The subtitle of Kasdienynas (Daily Records, 2016) by the poet Aidas Marčėnas indicates it is a book of essays. Yet the texts are closer to a diary or just notes rather than to essays. These notes act as a sequel to a book of the same genre, Sakiniai (Sentences, 2013) and are associated with the thematic content of the poetry collection Viename (All in One, 2015). The key moment is the poet’s situation that Marčėnas perceives as permanent dramatic tension. The poet both believes in his vocation as a poet and doubts it at the same time, which results in a constant uncertainty about the point of writing poetry. Such questions as whether poetry exists, whether it is telling the truth, how it can tell the truth if the poet is lying are put on par with a priest’s uncertainties and the unconquerable faith in the existence of God. Therefore, faith in literature is inevitable: “The main premise for the rise of good literature: inevitability. Genuine is what you cannot escape, like love or death, and—once it has happened—life. You try running away from it, but you will be stuck. All the same, according to Krishna, you will have to do what you must do, you fool. All the rest is unnecessary. And what is unnecessary does not interest me anymore.”

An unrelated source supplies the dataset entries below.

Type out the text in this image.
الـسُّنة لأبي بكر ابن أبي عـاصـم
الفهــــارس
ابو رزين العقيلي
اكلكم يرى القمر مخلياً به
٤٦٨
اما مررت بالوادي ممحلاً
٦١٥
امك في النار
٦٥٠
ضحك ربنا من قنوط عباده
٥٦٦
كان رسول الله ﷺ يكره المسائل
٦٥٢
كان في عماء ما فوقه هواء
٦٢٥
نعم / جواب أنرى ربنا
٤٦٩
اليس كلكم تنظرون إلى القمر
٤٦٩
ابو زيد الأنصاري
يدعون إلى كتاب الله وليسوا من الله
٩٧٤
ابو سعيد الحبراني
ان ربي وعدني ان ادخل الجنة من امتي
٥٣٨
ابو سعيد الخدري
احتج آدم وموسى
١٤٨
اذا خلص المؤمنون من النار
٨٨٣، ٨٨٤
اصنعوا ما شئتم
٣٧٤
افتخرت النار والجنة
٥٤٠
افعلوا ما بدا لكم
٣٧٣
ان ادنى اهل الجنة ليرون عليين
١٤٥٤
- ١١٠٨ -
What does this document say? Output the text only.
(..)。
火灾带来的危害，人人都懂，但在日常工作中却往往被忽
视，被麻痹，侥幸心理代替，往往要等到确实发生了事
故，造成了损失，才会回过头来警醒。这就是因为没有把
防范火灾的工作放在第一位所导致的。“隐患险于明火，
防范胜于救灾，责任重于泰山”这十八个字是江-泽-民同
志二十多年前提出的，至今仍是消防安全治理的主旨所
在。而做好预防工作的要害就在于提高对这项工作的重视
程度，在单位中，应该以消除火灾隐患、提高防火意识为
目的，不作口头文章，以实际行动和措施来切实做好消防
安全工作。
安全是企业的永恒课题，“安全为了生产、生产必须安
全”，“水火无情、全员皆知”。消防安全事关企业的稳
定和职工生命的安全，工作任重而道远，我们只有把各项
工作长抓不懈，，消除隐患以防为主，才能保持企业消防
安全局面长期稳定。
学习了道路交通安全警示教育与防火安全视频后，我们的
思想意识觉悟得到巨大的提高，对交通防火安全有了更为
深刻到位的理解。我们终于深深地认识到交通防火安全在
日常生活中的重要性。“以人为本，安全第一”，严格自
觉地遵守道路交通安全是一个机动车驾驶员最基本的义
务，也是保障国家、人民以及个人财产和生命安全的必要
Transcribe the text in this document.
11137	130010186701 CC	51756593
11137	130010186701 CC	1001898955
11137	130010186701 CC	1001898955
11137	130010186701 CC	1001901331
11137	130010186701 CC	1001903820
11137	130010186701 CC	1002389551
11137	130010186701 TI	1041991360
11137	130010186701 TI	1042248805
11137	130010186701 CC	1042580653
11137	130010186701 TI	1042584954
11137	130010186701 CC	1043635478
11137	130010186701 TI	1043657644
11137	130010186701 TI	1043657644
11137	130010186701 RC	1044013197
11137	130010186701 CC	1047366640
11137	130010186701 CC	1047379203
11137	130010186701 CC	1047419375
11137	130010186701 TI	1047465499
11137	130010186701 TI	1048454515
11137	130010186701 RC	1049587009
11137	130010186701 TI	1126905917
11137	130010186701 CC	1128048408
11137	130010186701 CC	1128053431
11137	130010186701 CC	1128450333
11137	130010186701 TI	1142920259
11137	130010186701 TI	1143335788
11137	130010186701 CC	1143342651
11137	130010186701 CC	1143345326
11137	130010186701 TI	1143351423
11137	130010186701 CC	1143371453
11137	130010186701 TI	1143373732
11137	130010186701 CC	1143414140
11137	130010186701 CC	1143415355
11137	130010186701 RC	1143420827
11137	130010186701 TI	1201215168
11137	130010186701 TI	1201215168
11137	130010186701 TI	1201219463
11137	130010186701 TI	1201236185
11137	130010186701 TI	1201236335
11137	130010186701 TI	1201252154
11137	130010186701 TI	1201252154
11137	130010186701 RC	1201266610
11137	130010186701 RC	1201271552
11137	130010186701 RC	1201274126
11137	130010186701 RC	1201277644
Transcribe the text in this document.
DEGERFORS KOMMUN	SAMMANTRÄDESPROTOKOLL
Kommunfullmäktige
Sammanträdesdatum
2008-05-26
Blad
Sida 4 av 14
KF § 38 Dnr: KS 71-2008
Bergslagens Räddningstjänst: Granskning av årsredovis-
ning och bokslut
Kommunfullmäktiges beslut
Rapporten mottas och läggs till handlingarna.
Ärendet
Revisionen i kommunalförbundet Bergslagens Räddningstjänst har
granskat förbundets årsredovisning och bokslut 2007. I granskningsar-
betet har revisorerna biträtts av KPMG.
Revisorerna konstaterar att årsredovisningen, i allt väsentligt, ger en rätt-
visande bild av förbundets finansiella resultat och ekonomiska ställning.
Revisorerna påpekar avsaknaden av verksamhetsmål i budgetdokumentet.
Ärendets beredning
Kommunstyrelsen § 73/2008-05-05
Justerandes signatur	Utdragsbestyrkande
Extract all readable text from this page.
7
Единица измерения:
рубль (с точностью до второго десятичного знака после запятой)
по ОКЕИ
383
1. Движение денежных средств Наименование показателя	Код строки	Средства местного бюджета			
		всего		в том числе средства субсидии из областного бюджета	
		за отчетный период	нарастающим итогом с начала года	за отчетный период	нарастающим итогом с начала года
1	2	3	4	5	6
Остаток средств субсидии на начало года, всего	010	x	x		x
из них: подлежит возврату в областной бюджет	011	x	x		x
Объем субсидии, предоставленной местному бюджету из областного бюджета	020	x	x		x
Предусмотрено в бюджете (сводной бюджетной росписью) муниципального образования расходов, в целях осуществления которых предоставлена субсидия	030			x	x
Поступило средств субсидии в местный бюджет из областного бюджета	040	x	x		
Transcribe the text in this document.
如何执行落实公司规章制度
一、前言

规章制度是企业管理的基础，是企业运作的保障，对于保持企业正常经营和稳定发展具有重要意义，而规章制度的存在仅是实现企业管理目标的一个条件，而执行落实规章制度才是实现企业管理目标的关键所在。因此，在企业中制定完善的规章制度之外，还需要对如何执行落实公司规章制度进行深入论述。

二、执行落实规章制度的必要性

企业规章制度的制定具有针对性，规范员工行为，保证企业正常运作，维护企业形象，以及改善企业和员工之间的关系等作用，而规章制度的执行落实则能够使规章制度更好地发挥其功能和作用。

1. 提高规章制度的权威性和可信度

This dramatic register is not the only one. The book records the realities and personalities of the literary life of Lithuania from 2012 to 2014 and contains much irony and commentaries, some of which are very apt. Others miss the point yet are quite intriguing nonetheless. Clarification of relations and establishment of poetic hierarchies have not been avoided in the book. Therefore it can be read both as the poet’s meditation and as the chuckles of a discerning member of the literary field.
Kęstutis Navakas’s Lorelei. 50 meilės laiškų + 50 meilės eilėraščių (Lorelei. 50 Love Letters + 50 Love Poems, 2017) fluctuates between biography and fiction, between poetry and prose. The book consists of love letters and translations of love poetry. There are a number of reasons why Lorelei is exceptional. First of all, the annotation of the book indicates that the letters are authentic, and although the addressee is not named, Navakas mentioned on a number of occasions that it is the prose writer Akvilė Žilionytė. In 2012, Navakas and Žilionytė published the book of letters Visi laiškai–žirafos (All Letters are Giraffe’s***). The character of the girl called Giraffe appears in Navakas’s essays, for example, in the texts of his essay collection Begarsis skambutis (A Soundless Bell, 2015). Thus here we are dealing with a specific phenomenon of the building of a personal mythology.
On the other hand, Navakas’s letters are the setting of a radically poetic and extremely abstract love story. Unlike Marčėnas in his diaries, Navakas does not mention particular individuals, locations, or the like. The loving subject is an ephemeral being living in the world of art and literature. The lover does not as much desire his beloved as revels in her absence and the ensuing melancholy and poetical inspiration. What matters is not the feelings but the poetic forms that are achieved. Therefore, despite all else, Navakas’s lover is first and foremost a poet. Translations of love poetry perform a similar function, that of poetical inspiration.